Machine Learning for Social Good

January 29, 2021
Maria De-Arteaga
Maria De-Arteaga, assistant professor in the McCombs School of Business, has devoted her career to understanding the risks and opportunities of using machine learning to support decision-making in high-stakes settings.

Maria De-Arteaga was working remotely as an investigative journalist in Madrid when she realized that data mining and machine learning could help to uncover social problems in the developing world. She was looking into a highway that Brazil had built through the Amazon rainforest to reach a port on the Pacific Ocean. She was scanning hundreds of contracts and spreadsheets, hunting for financial anomalies between what was promised in contracts and what was actually delivered. She thought there had to be a better way.

De-Arteaga thought machine learning would more quickly allow her to recognize patterns and irregularities in the data, speeding up the process.

She did end up finding inconsistencies, as well as uncovering through additional reporting the environmental impacts and rising criminal violence associated with the construction.

Inspired by that experience, De-Arteaga went on to pursue a Ph.D. in machine learning and public policy at Carnegie Mellon University. It was then that she launched an annual workshop called ML4D — Machine Learning for the Developing World — where researchers from across the globe come together in one space physically — and now virtually — to talk about the ways they use machine learning to tackle pressing issues, from deploying ML technologies in developing communities to sustainability to — most recently — disease outbreak preparedness.

And now she’s carried that passion with her to UT. This year, De-Arteaga joined the McCombs School of Business faculty as an assistant professor in the Information, Risk and Operations Management Department. During her Ph.D., she became increasingly concerned about the risk of overburdening or underserving historically marginalized populations through the application of machine learning, and now she’s devoted her career to understanding the risks and opportunities of using machine learning to support decision-making in high-stakes settings.

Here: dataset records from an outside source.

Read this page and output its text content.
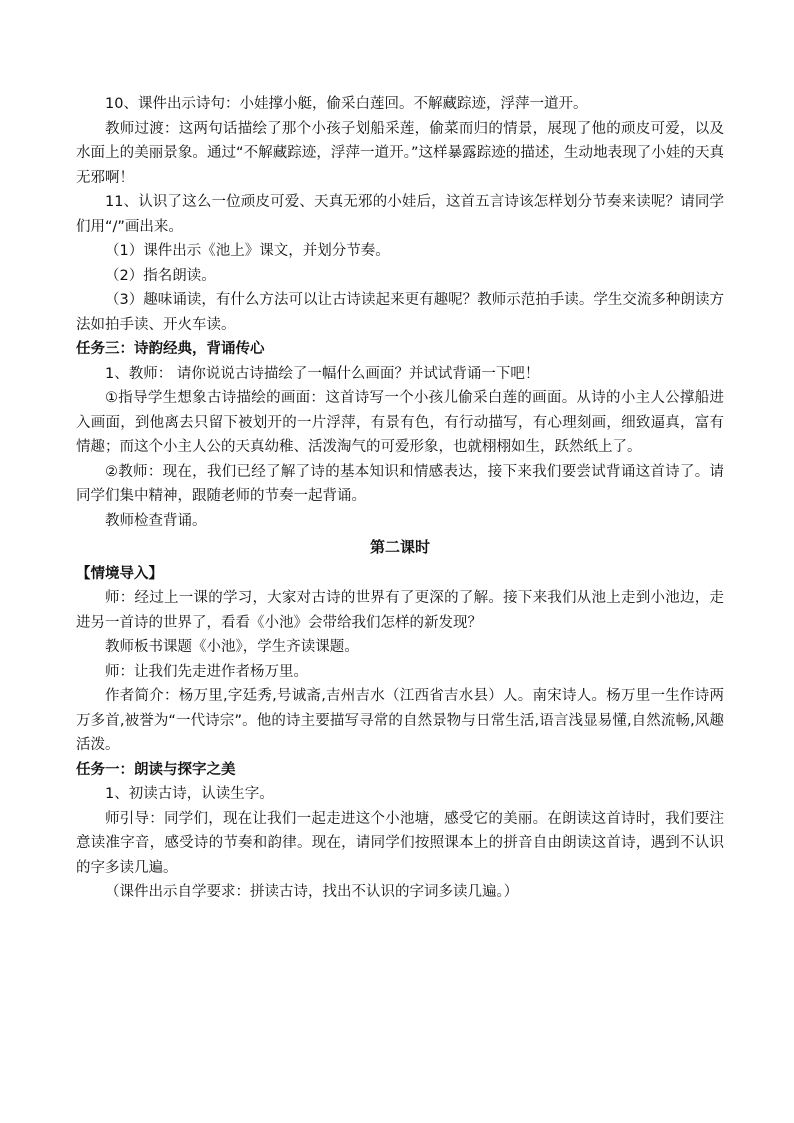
10、课件出示诗句：小娃撑小艇，偷采白莲回。不解藏踪迹，浮萍一道开。

教师过渡：这两句话描绘了那个小孩子划船采莲，偷菜而归的情景，展现了他的顽皮可爱，以及水面上的美丽景象。通过“不解藏踪迹，浮萍一道开。”这样暴露踪迹的描述，生动地表现了小娃的天真无邪啊！

11、认识了这么一位顽皮可爱、天真无邪的小娃后，这首五言诗该怎样划分节奏来读呢？请同学们用“/”画出来。

（1）课件出示《池上》课文，并划分节奏。

（2）指名朗读。

（3）趣味诵读，有什么方法可以让古诗读起来更有趣呢？教师示范拍手读。学生交流多种朗读方法如拍手读、开火车读。

任务三：诗韵经典，背诵传心

1、教师： 请你说说古诗描绘了一幅什么画面？并试试背诵一下吧！

①指导学生想象古诗描绘的画面：这首诗写一个小孩儿偷采白莲的画面。从诗的小主人公撑船进入画面，到他离去只留下被划开的一片浮萍，有景有色，有行动描写，有心理刻画，细致逼真，富有情趣；而这个小主人公的天真幼稚、活泼淘气的可爱形象，也就栩栩如生，跃然纸上了。

②教师：现在，我们已经了解了诗的基本知识和情感表达，接下来我们要尝试背诵这首诗了。请同学们集中精神，跟随老师的节奏一起背诵。

教师检查背诵。

第二课时

【情境导入】

师：经过上一课的学习，大家对古诗的世界有了更深的了解。接下来我们从池上走到小池边，走进另一首诗的世界了，看看《小池》会带给我们怎样的新发现？

教师板书课题《小池》，学生齐读课题。

师：让我们先走进作者杨万里。

作者简介：杨万里,字廷秀,号诚斋,吉州吉水（江西省吉水县）人。南宋诗人。杨万里一生作诗两万多首,被誉为“一代诗宗”。他的诗主要描写寻常的自然景物与日常生活,语言浅显易懂,自然流畅,风趣活泼。

任务一：朗读与探字之美

1、初读古诗，认读生字。

师引导：同学们，现在让我们一起走进这个小池塘，感受它的美丽。在朗读这首诗时，我们要注意读准字音，感受诗的节奏和韵律。现在，请同学们按照课本上的拼音自由朗读这首诗，遇到不认识的字多读几遍。

（课件出示自学要求：拼读古诗，找出不认识的字词多读几遍。）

“When we talk about machine learning and AI, it’s easy to imagine this sci fi, impossible-to-understand technology,” De-Arteaga says. “But behind all the mysticism are math and statistics. When we talk about machine learning, we are actually talking about taking a large amount of data, using math models to find statistical patterns in the data, then using those patterns to make predictions and assessments when we encounter future data.”

And those mathematical algorithms can be used for everything from automatic language translation to assisting with medical diagnoses, as illustrated by the work of researchers in the ML4D community.

“It is important to design projects with the local context in mind. You see a lot of solutions that look very shiny on paper and make cool stories but don’t lead to actual changes.”

For instance, with computer vision — a field of artificial intelligence where machines learn to interpret images and video — a computer can help determine what a certain skin disease is by scanning vast numbers of dermatologic pictures or illustrations and then comparing those to real-life patient photos. This can be particularly beneficial in developing countries where people have to make critical decisions about whether to seek hospital care, which could be expensive and many miles away.

De-Arteaga adds, however, that while machine learning technologies can be extremely helpful in developing regions, there are also risks and constraints. Those can include perpetuating societal biases encoded in data, diverting scare funds toward initiatives that won’t succeed, or multinational corporations that experiment with new technologies in countries with little regulation.

“It is important to design projects with the local context in mind. You see a lot of solutions that look very shiny on paper and make cool stories but don’t lead to actual changes,” she says. “One of the challenges of using machine learning in developing regions is that a lot of the technologies we have designed have the context of wealthy nations in mind.”

Researchers will discuss these and other issues at the upcoming one-day ML4D workshop on December 12, 2020. This year’s focus is on using machine learning to improve resilience in the face of future crises — an apt topic as the coronavirus pandemic rages on.

De-Arteaga is also part of Good Systems, a UT grand challenge that seeks to design and promote values-based artificial intelligence technologies. She was also the program chair for the 2020 Global Analytics Summit, co-sponsored by Good Systems, which took place this fall and focused on the ethics of AI.

“The main thing that motivates me and my work is understanding how we can use machine learning for positive societal impact,” De-Arteaga emphasizes. “One element that has become core to my work is characterizing the risks of using machine learning and then understanding how to mitigate those risks so we can build and deploy machine learning technologies in a responsible and ethical way.”


Maria De-Arteaga, Ph.D., is an assistant professor in the Information, Risk, and Operations Management Department in the McCombs School of Business whose research focus includes using machine learning to support decision-making in high-stakes settings. She helped to found the ML4D workshop, which brings together researchers globally to use machine learning to solve problems in the developing world.